公益財団法人日本伝統文化振興財団のスタッフが綴る、旬な話題、出来事、気になるあれこれ。

グランドシネマ 坂東玉三郎 日本橋


画像は日本橋 | 作品一覧 | シネマ歌舞伎 | 松竹より

5月16日(土)、初日の新宿ケイズシネマでドキュメンタリー映画スライ・ストーン』を観ました。「ファミリー・アフェア」「サンキュー」「シング・ア・シンプル・ソング」等々、スライ&ザ・ファミリー・ストーンの楽曲に感動した経験のあるかたなら観る価値ありです。全国順次公開とのこと→SLY STONE スライ・ストーン オフィシャルサイト

翌日は泉鏡花作『グランドシネマ 坂東玉三郎 日本橋(にほんばし)』を鑑賞、ここからが本題。チケット販売サイトなどを見ても「※本作は歌舞伎ではありません」と書いてありますがそれはそれとして、冒頭から各出演者の指先まで神経が行き届いた繊細な演技に目を瞠り、映像編集も担当したという玉三郎の透徹した美意識が描く世界に引き込まれていきます。

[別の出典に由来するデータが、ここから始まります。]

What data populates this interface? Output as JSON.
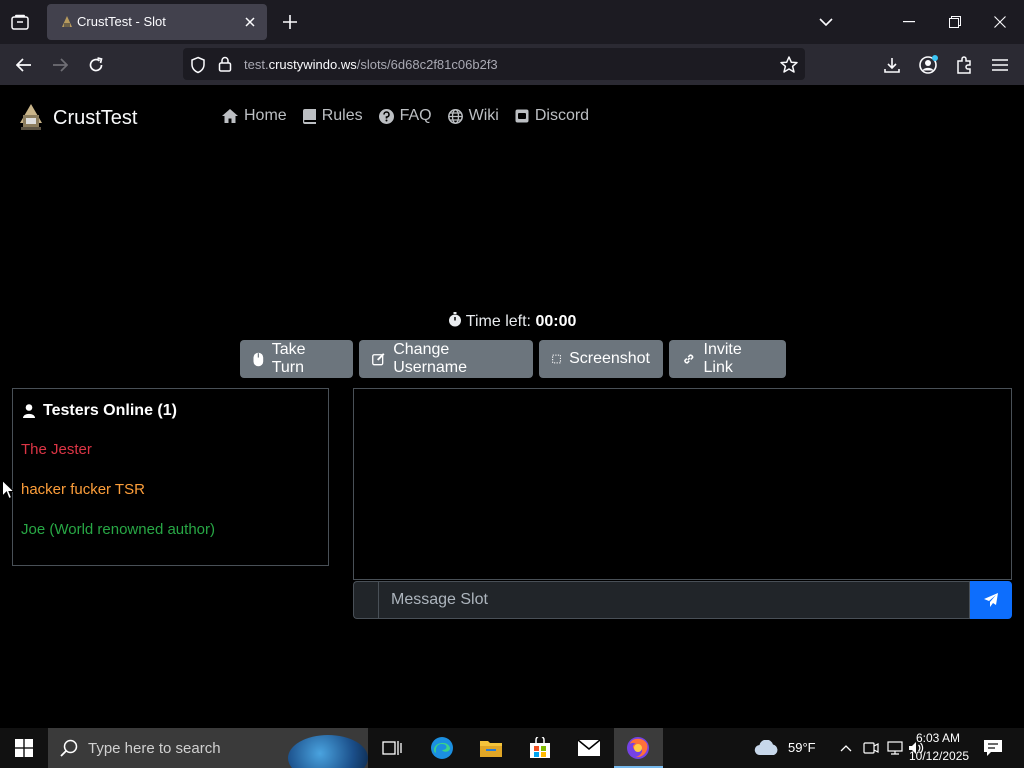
{
  "browser": {
    "tab_title": "CrustTest - Slot",
    "url_prefix": "test.",
    "url_domain": "crustywindo.ws",
    "url_path": "/slots/6d68c2f81c06b2f3"
  },
  "site": {
    "brand": "CrustTest",
    "nav": [
      "Home",
      "Rules",
      "FAQ",
      "Wiki",
      "Discord"
    ]
  },
  "timer": {
    "label": "Time left:",
    "value": "00:00"
  },
  "actions": {
    "take_turn": "Take Turn",
    "change_username": "Change Username",
    "screenshot": "Screenshot",
    "invite_link": "Invite Link"
  },
  "testers": {
    "title": "Testers Online (1)",
    "list": [
      {
        "name": "The Jester",
        "color": "#dc3545"
      },
      {
        "name": "hacker fucker TSR",
        "color": "#fd9e3a"
      },
      {
        "name": "Joe (World renowned author)",
        "color": "#28a745"
      }
    ]
  },
  "chat": {
    "placeholder": "Message Slot"
  },
  "taskbar": {
    "search_placeholder": "Type here to search",
    "weather": "59°F",
    "time": "6:03 AM",
    "date": "10/12/2025"
  }
}
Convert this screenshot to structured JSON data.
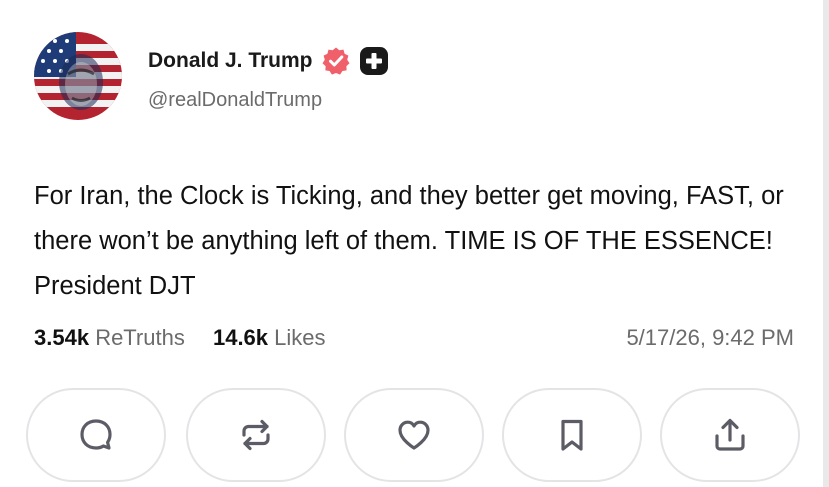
{
  "post": {
    "author": {
      "display_name": "Donald J. Trump",
      "handle": "@realDonaldTrump",
      "verified": true
    },
    "text": "For Iran, the Clock is Ticking, and they better get moving, FAST, or there won’t be anything left of them. TIME IS OF THE ESSENCE! President DJT",
    "stats": {
      "retruths_count": "3.54k",
      "retruths_label": "ReTruths",
      "likes_count": "14.6k",
      "likes_label": "Likes"
    },
    "timestamp": "5/17/26, 9:42 PM"
  },
  "actions": [
    {
      "icon": "reply-icon"
    },
    {
      "icon": "retruth-icon"
    },
    {
      "icon": "heart-icon"
    },
    {
      "icon": "bookmark-icon"
    },
    {
      "icon": "share-icon"
    }
  ],
  "colors": {
    "verified_badge": "#f0606b",
    "plus_badge": "#1a1a1a",
    "muted_text": "#6b6b6b",
    "icon_stroke": "#5c5c66",
    "button_border": "#e4e4e6"
  }
}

25年ぶりに玉三郎がお孝を演じ、演出にも携わった日生劇場日本橋』(平成24年12月)。大きな話題を呼んだ舞台が、玉三郎自らの編集によって生まれ変わった映像作品、それがグランドシネマ『日本橋』です。
6台のカメラがとらえた膨大な映像から、玉三郎が選び抜いたカットの集大成、そこに、劇場の雑音を取り除きながらも、舞台作品としての写実の音も消し去ることなく、物語のリアルな世界観にこだわった音が重なります。
公演の休演日に、わざわざグランドシネマのために芝居を上演して撮影し、「普通に映画を撮ったほうがよほど早い」と玉三郎が話したほど、編集に編集を重ねて完成したグランドシネマ『日本橋』。

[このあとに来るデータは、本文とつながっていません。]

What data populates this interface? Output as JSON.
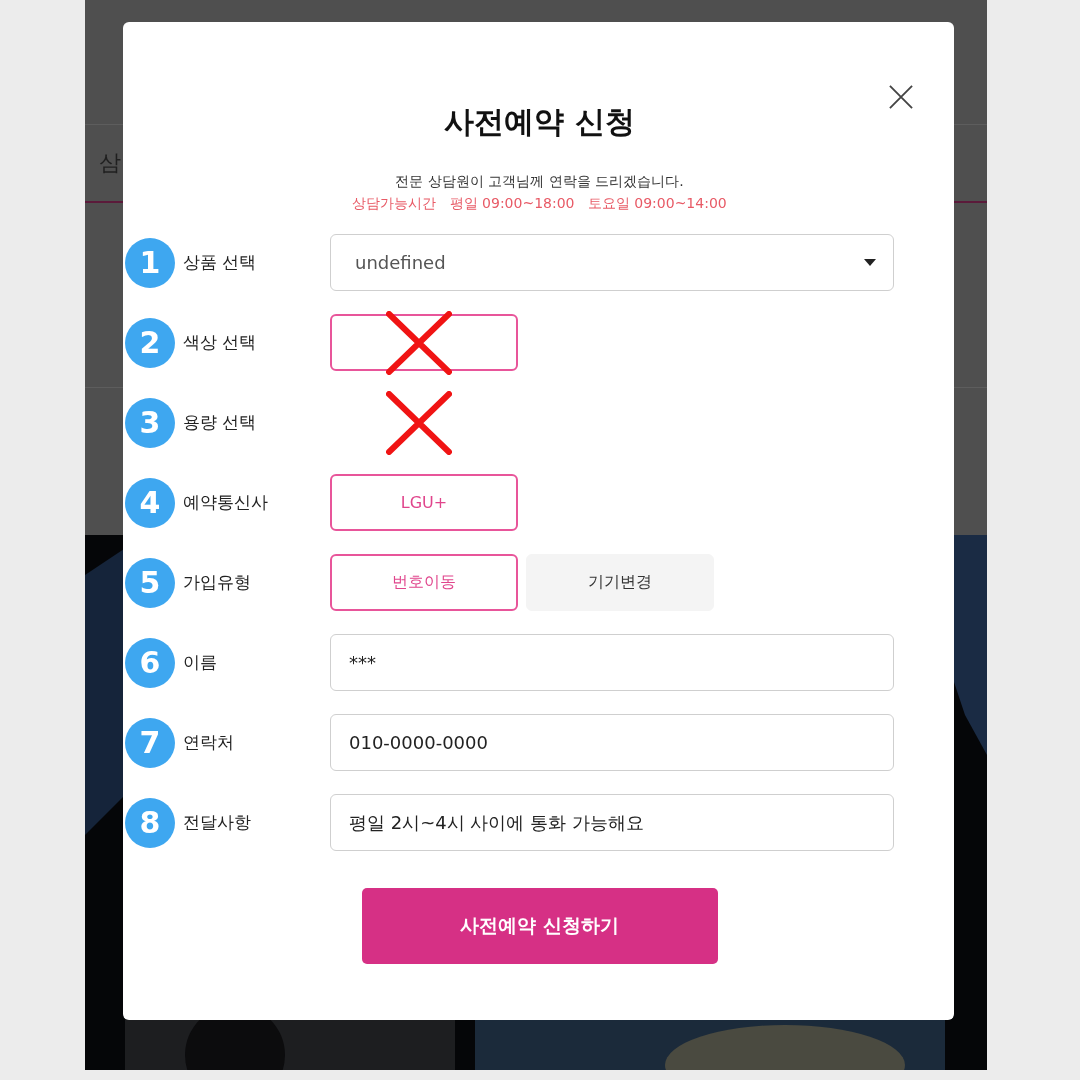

16日上映スタート《月イチ歌舞伎》グランドシネマ『日本橋』 | 歌舞伎美人(かぶきびと)から引用
こういった「舞台を撮影した映画」に有利な点があるとすれば、当然まずは細かいところを拡大して観ることができるということになります。オペラを映画館で上映するMETライブビューイングも勿論素晴らしいのですが(私も実際何度も足を運んでいます)、今回のような出演者が歌うわけではない演劇芸術の方が細部を拡大出来るメリットは多いのではないかと思います。途中休憩が無く舞台転換の時間も無いため全体はスムースに進行し、映画に没頭しやすい面もあるのでしょう、終劇近くになるとすすり泣いているかたも多かったです。上映時間は140分を超えます。
本日、22日(金)で終了してしまうのですが、愛知県ミッドランドスクエアシネマでは6月20日から公開になるようです→ミッドランドスクエア シネマ

今年はシネマ歌舞伎10周年ということで「月イチ歌舞伎」というキャンペーンを展開しているようです→月イチ歌舞伎 | 作品一覧 | シネマ歌舞伎 | 松竹 9月にまた泉鏡花作品を上映するようですので、今から楽しみにしています。